Making A Difference - Child Vaccinations
This comes into such powerful perspectives when you consider the scale of humanitarian distress in Ukraine today, and the efforts by so many corrupt regimes, corporations and individuals around the world that seek to aid the Kremlin by undermining Western sanctions. PTF, through it its European affiliate, PTF Europe, is right now working with a civil society group, CVU-Odesa to strengthen voluntary humanitarian assistance organizations that are on the front lines.
In conclusion, let me recount briefly another uplifting story to underscore that working with civil society in healthcare we can counter corruption. In another project by the Partnership for Transparency Fund led by my colleague Pietronella, we are working with OAFRESS (Organisation de l'Afrique Francophone pour le Renforcement des Systèmes de Santé et de la Vaccination). My colleagues are providing mentoring in a program intended to increase childhood vaccination in 17 francophone Sub-Saharan African countries. Our focus over three years is to mentor 22 "Champions" representing health-related platforms in their respective countries.
The Champions' specific mandate is to strengthen the performance in childhood vaccination by identifying "zero-dose" children - those children who have never been vaccinated - and identifying partially vaccinated children and facilitating the completion of the required vaccination process.

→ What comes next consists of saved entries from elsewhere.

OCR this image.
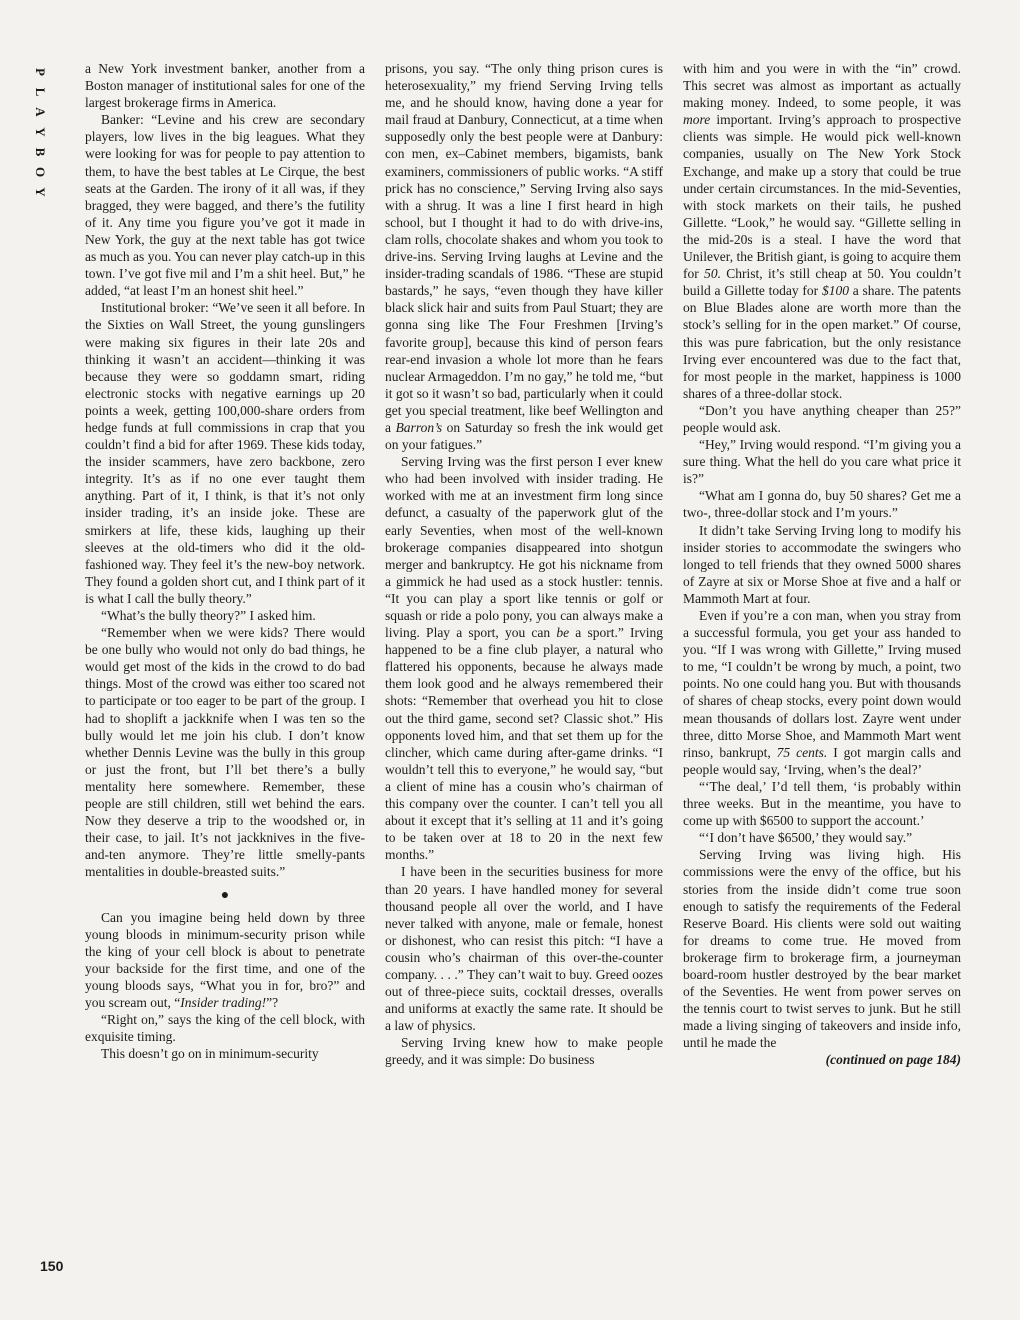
P
L
A
Y
B
O
Y

a New York investment banker, another from a Boston manager of institutional sales for one of the largest brokerage firms in America.

Banker: “Levine and his crew are secondary players, low lives in the big leagues. What they were looking for was for people to pay attention to them, to have the best tables at Le Cirque, the best seats at the Garden. The irony of it all was, if they bragged, they were bagged, and there’s the futility of it. Any time you figure you’ve got it made in New York, the guy at the next table has got twice as much as you. You can never play catch-up in this town. I’ve got five mil and I’m a shit heel. But,” he added, “at least I’m an honest shit heel.”

Institutional broker: “We’ve seen it all before. In the Sixties on Wall Street, the young gunslingers were making six figures in their late 20s and thinking it wasn’t an accident—thinking it was because they were so goddamn smart, riding electronic stocks with negative earnings up 20 points a week, getting 100,000-share orders from hedge funds at full commissions in crap that you couldn’t find a bid for after 1969. These kids today, the insider scammers, have zero backbone, zero integrity. It’s as if no one ever taught them anything. Part of it, I think, is that it’s not only insider trading, it’s an inside joke. These are smirkers at life, these kids, laughing up their sleeves at the old-timers who did it the old-fashioned way. They feel it’s the new-boy network. They found a golden short cut, and I think part of it is what I call the bully theory.”

“What’s the bully theory?” I asked him.

“Remember when we were kids? There would be one bully who would not only do bad things, he would get most of the kids in the crowd to do bad things. Most of the crowd was either too scared not to participate or too eager to be part of the group. I had to shoplift a jackknife when I was ten so the bully would let me join his club. I don’t know whether Dennis Levine was the bully in this group or just the front, but I’ll bet there’s a bully mentality here somewhere. Remember, these people are still children, still wet behind the ears. Now they deserve a trip to the woodshed or, in their case, to jail. It’s not jackknives in the five-and-ten anymore. They’re little smelly-pants mentalities in double-breasted suits.”

●

Can you imagine being held down by three young bloods in minimum-security prison while the king of your cell block is about to penetrate your backside for the first time, and one of the young bloods says, “What you in for, bro?” and you scream out, “Insider trading!”?

“Right on,” says the king of the cell block, with exquisite timing.

This doesn’t go on in minimum-security

prisons, you say. “The only thing prison cures is heterosexuality,” my friend Serving Irving tells me, and he should know, having done a year for mail fraud at Danbury, Connecticut, at a time when supposedly only the best people were at Danbury: con men, ex–Cabinet members, bigamists, bank examiners, commissioners of public works. “A stiff prick has no conscience,” Serving Irving also says with a shrug. It was a line I first heard in high school, but I thought it had to do with drive-ins, clam rolls, chocolate shakes and whom you took to drive-ins. Serving Irving laughs at Levine and the insider-trading scandals of 1986. “These are stupid bastards,” he says, “even though they have killer black slick hair and suits from Paul Stuart; they are gonna sing like The Four Freshmen [Irving’s favorite group], because this kind of person fears rear-end invasion a whole lot more than he fears nuclear Armageddon. I’m no gay,” he told me, “but it got so it wasn’t so bad, particularly when it could get you special treatment, like beef Wellington and a Barron’s on Saturday so fresh the ink would get on your fatigues.”

Serving Irving was the first person I ever knew who had been involved with insider trading. He worked with me at an investment firm long since defunct, a casualty of the paperwork glut of the early Seventies, when most of the well-known brokerage companies disappeared into shotgun merger and bankruptcy. He got his nickname from a gimmick he had used as a stock hustler: tennis. “It you can play a sport like tennis or golf or squash or ride a polo pony, you can always make a living. Play a sport, you can be a sport.” Irving happened to be a fine club player, a natural who flattered his opponents, because he always made them look good and he always remembered their shots: “Remember that overhead you hit to close out the third game, second set? Classic shot.” His opponents loved him, and that set them up for the clincher, which came during after-game drinks. “I wouldn’t tell this to everyone,” he would say, “but a client of mine has a cousin who’s chairman of this company over the counter. I can’t tell you all about it except that it’s selling at 11 and it’s going to be taken over at 18 to 20 in the next few months.”

I have been in the securities business for more than 20 years. I have handled money for several thousand people all over the world, and I have never talked with anyone, male or female, honest or dishonest, who can resist this pitch: “I have a cousin who’s chairman of this over-the-counter company. . . .” They can’t wait to buy. Greed oozes out of three-piece suits, cocktail dresses, overalls and uniforms at exactly the same rate. It should be a law of physics.

Serving Irving knew how to make people greedy, and it was simple: Do business

with him and you were in with the “in” crowd. This secret was almost as important as actually making money. Indeed, to some people, it was more important. Irving’s approach to prospective clients was simple. He would pick well-known companies, usually on The New York Stock Exchange, and make up a story that could be true under certain circumstances. In the mid-Seventies, with stock markets on their tails, he pushed Gillette. “Look,” he would say. “Gillette selling in the mid-20s is a steal. I have the word that Unilever, the British giant, is going to acquire them for 50. Christ, it’s still cheap at 50. You couldn’t build a Gillette today for $100 a share. The patents on Blue Blades alone are worth more than the stock’s selling for in the open market.” Of course, this was pure fabrication, but the only resistance Irving ever encountered was due to the fact that, for most people in the market, happiness is 1000 shares of a three-dollar stock.

“Don’t you have anything cheaper than 25?” people would ask.

“Hey,” Irving would respond. “I’m giving you a sure thing. What the hell do you care what price it is?”

“What am I gonna do, buy 50 shares? Get me a two-, three-dollar stock and I’m yours.”

It didn’t take Serving Irving long to modify his insider stories to accommodate the swingers who longed to tell friends that they owned 5000 shares of Zayre at six or Morse Shoe at five and a half or Mammoth Mart at four.

Even if you’re a con man, when you stray from a successful formula, you get your ass handed to you. “If I was wrong with Gillette,” Irving mused to me, “I couldn’t be wrong by much, a point, two points. No one could hang you. But with thousands of shares of cheap stocks, every point down would mean thousands of dollars lost. Zayre went under three, ditto Morse Shoe, and Mammoth Mart went rinso, bankrupt, 75 cents. I got margin calls and people would say, ‘Irving, when’s the deal?’

“‘The deal,’ I’d tell them, ‘is probably within three weeks. But in the meantime, you have to come up with $6500 to support the account.’

“‘I don’t have $6500,’ they would say.”

Serving Irving was living high. His commissions were the envy of the office, but his stories from the inside didn’t come true soon enough to satisfy the requirements of the Federal Reserve Board. His clients were sold out waiting for dreams to come true. He moved from brokerage firm to brokerage firm, a journeyman board-room hustler destroyed by the bear market of the Seventies. He went from power serves on the tennis court to twist serves to junk. But he still made a living singing of takeovers and inside info, until he made the

(continued on page 184)
150
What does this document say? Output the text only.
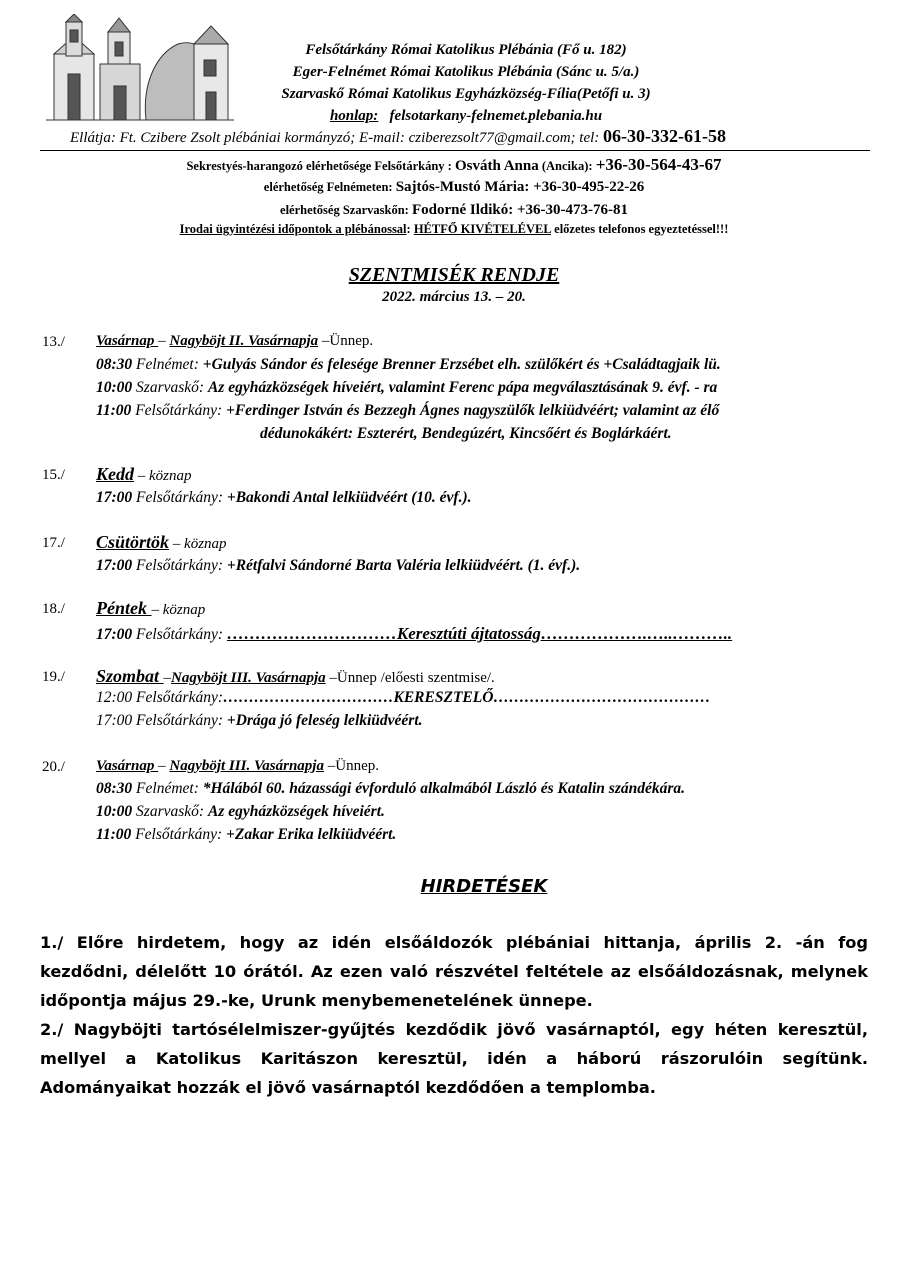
Felsőtárkány Római Katolikus Plébánia (Fő u. 182)
Eger-Felnémet Római Katolikus Plébánia (Sánc u. 5/a.)
Szarvaskő Római Katolikus Egyházközség-Fília(Petőfi u. 3)
honlap: felsotarkany-felnemet.plebania.hu
Ellátja: Ft. Czibere Zsolt plébániai kormányzó; E-mail: cziberezsolt77@gmail.com; tel: 06-30-332-61-58
Sekrestyés-harangozó elérhetősége Felsőtárkány : Osváth Anna (Ancika): +36-30-564-43-67
elérhetőség Felnémeten: Sajtós-Mustó Mária: +36-30-495-22-26
elérhetőség Szarvaskőn: Fodorné Ildikó: +36-30-473-76-81
Irodai ügyintézési időpontok a plébánossal: HÉTFŐ KIVÉTELÉVEL előzetes telefonos egyeztetéssel!!!
SZENTMISÉK RENDJE
2022. március 13. – 20.
13./ Vasárnap – Nagyböjt II. Vasárnapja –Ünnep.
08:30 Felnémet: +Gulyás Sándor és felesége Brenner Erzsébet elh. szülőkért és +Családtagjaik lü.
10:00 Szarvaskő: Az egyházközségek híveiért, valamint Ferenc pápa megválasztásának 9. évf. - ra
11:00 Felsőtárkány: +Ferdinger István és Bezzegh Ágnes nagyszülők lelkiüdvéért; valamint az élő
dédunokákért: Eszterért, Bendegúzért, Kincsőért és Boglárkáért.
15./ Kedd – köznap
17:00 Felsőtárkány: +Bakondi Antal lelkiüdvéért (10. évf.).
17./ Csütörtök – köznap
17:00 Felsőtárkány: +Rétfalvi Sándorné Barta Valéria lelkiüdvéért. (1. évf.).
18./ Péntek – köznap
17:00 Felsőtárkány: …………………………Keresztúti ájtatosság……………….…..………..
19./ Szombat –Nagyböjt III. Vasárnapja –Ünnep /előesti szentmise/.
12:00 Felsőtárkány:……………………………KERESZTELŐ……………………………………
17:00 Felsőtárkány: +Drága jó feleség lelkiüdvéért.
20./ Vasárnap – Nagyböjt III. Vasárnapja –Ünnep.
08:30 Felnémet: *Hálából 60. házassági évforduló alkalmából László és Katalin szándékára.
10:00 Szarvaskő: Az egyházközségek híveiért.
11:00 Felsőtárkány: +Zakar Erika lelkiüdvéért.
HIRDETÉSEK
1./ Előre hirdetem, hogy az idén elsőáldozók plébániai hittanja, április 2. -án fog kezdődni, délelőtt 10 órától. Az ezen való részvétel feltétele az elsőáldozásnak, melynek időpontja május 29.-ke, Urunk menybemenetelének ünnepe.
2./ Nagyböjti tartósélelmiszer-gyűjtés kezdődik jövő vasárnaptól, egy héten keresztül, mellyel a Katolikus Karitászon keresztül, idén a háború rászorulóin segítünk. Adományaikat hozzák el jövő vasárnaptól kezdődően a templomba.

There is a hidden agenda here. We all know that these Champions are working in countries where corruption in many health clinics is present – the mentoring and training will assist these Champions to understand better the challenges and the ways to secure the vital vaccination goals that have been set.
Across the world there are champions – be they activists in civil society or investigative journalists – who are monitoring, exposing and fighting corruption. They are facing increasing risks from autocratic regimes, yet they soldier on. They are patriotic, caring about their fellow citizens, and convinced that freedom for all is the essential requirement for countries where transparency, accountability and integrity prevail. Thank you.